How to visualize the output tensor image from an autoencoder of dtype = torch.float32

Once my autoencoder is trained, its output is a tensor of shape [bs, h, w], where h and w are the height and width of the input image

i want to visualize an output image, so i choose the 1st one
img = output[1, :, :]
now the shape og img is [h, w]
and its dtype is torch.float32

Now i have 2 options here,

  • i can convert the output pixel values to uint8 [0 to 255]
    cv2.imshow( (img.numpy()*255).astype(np.uin8) )

  • or i can simply use the imshow of matplotlib which does not convert the pixel values to 0 to 255 uint8
    plt.imshow(img, cmap = ‘gray’)

Which one is more appropriate and shows the image without losing much inforamtion ?

Thanks in advance :slight_smile:

Hey,

Much of what you are asking is dependent on the data you have (not just it’s type, but it’s sparseness and length) and on the needs of your visualization.
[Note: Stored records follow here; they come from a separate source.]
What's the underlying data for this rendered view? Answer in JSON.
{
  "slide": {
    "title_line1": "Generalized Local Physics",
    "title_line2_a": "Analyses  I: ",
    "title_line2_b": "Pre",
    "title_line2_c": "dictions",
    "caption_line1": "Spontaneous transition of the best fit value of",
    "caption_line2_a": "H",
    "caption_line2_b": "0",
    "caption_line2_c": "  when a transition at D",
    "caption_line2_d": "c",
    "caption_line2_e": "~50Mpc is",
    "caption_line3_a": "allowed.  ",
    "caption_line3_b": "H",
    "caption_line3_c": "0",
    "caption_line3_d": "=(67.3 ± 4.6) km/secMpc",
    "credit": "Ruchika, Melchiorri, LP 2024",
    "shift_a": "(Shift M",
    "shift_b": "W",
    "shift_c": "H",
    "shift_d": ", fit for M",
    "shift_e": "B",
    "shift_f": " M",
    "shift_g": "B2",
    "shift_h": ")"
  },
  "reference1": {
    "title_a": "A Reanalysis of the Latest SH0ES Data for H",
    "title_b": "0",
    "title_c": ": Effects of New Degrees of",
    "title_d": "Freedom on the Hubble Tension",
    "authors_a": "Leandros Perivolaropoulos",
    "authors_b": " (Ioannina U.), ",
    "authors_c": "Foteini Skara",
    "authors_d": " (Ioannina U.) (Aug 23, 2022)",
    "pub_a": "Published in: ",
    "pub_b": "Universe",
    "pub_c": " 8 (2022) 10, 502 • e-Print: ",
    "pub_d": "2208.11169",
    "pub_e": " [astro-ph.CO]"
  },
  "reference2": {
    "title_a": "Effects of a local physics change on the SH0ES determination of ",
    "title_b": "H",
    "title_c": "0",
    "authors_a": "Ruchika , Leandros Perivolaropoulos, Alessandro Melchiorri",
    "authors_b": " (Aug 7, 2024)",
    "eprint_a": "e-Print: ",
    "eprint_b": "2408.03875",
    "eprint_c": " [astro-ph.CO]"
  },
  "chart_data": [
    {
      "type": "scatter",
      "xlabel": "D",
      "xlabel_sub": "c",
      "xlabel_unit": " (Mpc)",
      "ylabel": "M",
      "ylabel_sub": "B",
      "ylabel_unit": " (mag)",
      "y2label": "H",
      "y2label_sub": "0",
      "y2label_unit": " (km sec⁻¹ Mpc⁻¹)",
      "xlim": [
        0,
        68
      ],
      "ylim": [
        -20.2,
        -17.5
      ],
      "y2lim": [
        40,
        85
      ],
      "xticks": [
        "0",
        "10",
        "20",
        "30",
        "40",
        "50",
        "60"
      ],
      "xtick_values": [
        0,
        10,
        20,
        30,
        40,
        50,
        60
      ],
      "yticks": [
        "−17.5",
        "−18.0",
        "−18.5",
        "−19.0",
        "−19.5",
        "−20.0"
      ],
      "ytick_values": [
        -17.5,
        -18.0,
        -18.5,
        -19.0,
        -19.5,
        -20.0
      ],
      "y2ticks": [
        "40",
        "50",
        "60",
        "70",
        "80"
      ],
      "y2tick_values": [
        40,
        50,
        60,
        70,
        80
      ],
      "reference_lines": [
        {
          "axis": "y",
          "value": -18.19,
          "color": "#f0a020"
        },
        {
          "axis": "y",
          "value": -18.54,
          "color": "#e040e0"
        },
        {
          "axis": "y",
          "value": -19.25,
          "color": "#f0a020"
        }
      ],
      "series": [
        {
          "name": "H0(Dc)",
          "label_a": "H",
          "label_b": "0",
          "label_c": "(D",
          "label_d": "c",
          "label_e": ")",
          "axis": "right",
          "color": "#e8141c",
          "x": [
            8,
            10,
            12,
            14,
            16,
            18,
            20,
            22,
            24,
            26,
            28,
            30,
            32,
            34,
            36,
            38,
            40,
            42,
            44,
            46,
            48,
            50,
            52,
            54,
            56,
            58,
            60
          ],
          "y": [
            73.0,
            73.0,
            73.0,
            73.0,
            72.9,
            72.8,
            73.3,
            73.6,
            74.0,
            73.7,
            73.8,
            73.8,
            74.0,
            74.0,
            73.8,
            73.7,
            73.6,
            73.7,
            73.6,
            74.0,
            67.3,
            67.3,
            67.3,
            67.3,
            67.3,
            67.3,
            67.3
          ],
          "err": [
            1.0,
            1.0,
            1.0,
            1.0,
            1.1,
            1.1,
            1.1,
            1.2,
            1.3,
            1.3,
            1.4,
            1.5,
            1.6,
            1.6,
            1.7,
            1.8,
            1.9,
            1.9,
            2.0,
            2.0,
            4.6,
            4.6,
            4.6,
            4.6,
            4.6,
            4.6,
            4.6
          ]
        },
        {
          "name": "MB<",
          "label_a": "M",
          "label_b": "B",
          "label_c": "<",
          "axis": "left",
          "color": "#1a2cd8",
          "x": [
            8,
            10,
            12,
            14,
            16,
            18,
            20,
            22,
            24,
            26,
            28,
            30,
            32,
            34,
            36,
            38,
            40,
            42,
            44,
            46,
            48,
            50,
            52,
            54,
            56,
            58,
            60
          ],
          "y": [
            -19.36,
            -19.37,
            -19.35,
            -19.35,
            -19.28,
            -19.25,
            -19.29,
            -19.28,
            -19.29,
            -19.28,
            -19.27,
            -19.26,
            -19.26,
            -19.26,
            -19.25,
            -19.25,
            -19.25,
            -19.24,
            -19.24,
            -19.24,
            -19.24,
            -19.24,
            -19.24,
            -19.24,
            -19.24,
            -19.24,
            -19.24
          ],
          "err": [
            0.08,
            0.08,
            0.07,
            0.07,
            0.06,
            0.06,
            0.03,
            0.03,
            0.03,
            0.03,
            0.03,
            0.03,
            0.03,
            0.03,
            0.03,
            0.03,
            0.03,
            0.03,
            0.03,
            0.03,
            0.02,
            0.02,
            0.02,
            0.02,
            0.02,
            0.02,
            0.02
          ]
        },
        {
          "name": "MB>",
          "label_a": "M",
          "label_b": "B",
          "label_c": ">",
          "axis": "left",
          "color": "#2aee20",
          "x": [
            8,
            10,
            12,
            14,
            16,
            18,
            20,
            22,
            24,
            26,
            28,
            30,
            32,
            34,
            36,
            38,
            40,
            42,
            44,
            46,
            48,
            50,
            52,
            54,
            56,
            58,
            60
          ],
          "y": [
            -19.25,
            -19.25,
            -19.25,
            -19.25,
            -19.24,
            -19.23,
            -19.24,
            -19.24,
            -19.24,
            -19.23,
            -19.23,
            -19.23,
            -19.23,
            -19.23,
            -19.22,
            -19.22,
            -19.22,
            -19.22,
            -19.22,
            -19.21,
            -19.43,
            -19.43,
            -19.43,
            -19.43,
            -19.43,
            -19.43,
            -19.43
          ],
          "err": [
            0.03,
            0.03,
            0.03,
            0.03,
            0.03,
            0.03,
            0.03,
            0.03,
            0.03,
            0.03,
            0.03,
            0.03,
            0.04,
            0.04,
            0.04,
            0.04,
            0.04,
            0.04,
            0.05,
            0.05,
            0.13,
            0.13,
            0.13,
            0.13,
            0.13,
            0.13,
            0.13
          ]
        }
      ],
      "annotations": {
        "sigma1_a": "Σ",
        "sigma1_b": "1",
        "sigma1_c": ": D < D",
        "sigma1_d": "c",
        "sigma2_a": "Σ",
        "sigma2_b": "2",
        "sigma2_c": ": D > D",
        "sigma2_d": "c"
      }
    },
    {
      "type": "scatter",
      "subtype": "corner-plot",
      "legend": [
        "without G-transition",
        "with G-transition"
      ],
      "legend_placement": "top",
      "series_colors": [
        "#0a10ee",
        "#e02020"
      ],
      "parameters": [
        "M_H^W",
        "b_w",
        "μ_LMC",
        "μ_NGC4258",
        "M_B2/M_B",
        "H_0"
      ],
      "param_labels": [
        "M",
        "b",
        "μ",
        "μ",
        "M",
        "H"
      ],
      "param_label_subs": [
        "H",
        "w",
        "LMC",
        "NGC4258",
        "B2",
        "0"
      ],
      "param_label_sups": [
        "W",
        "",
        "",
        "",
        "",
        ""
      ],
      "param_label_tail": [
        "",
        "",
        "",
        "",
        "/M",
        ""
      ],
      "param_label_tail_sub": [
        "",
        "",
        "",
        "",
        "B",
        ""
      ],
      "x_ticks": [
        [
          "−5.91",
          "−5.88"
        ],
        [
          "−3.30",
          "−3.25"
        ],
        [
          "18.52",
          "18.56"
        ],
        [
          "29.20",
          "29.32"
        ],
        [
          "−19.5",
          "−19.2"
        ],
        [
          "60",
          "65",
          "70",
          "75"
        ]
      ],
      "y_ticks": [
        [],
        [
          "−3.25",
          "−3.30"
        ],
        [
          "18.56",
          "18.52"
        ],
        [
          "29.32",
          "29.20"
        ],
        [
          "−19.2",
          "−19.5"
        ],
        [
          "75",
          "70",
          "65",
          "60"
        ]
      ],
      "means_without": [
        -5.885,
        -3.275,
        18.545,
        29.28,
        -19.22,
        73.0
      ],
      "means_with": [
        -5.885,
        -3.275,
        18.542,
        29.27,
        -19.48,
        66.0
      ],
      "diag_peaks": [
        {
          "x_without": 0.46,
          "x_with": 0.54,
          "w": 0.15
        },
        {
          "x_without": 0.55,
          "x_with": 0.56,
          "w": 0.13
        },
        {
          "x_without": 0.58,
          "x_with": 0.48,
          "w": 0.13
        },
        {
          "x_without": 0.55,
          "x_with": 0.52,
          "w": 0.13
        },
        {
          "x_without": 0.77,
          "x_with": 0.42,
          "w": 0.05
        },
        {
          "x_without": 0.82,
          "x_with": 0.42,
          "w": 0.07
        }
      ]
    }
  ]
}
Given that you have reduced it to these 2 options (why? maybe you want to use an external tool, so another option would be - torchvision.utils. save_image and export it to that handler) I can only say that the fact you are using cmap=‘gray’ in the second option, means that you don’t have an RGB(A) format of the data and that you are doing some transformation (or conversion) to the data on the second option as well(from the documentation: “The Colormap instance or registered colormap name used to map scalar data to colors”).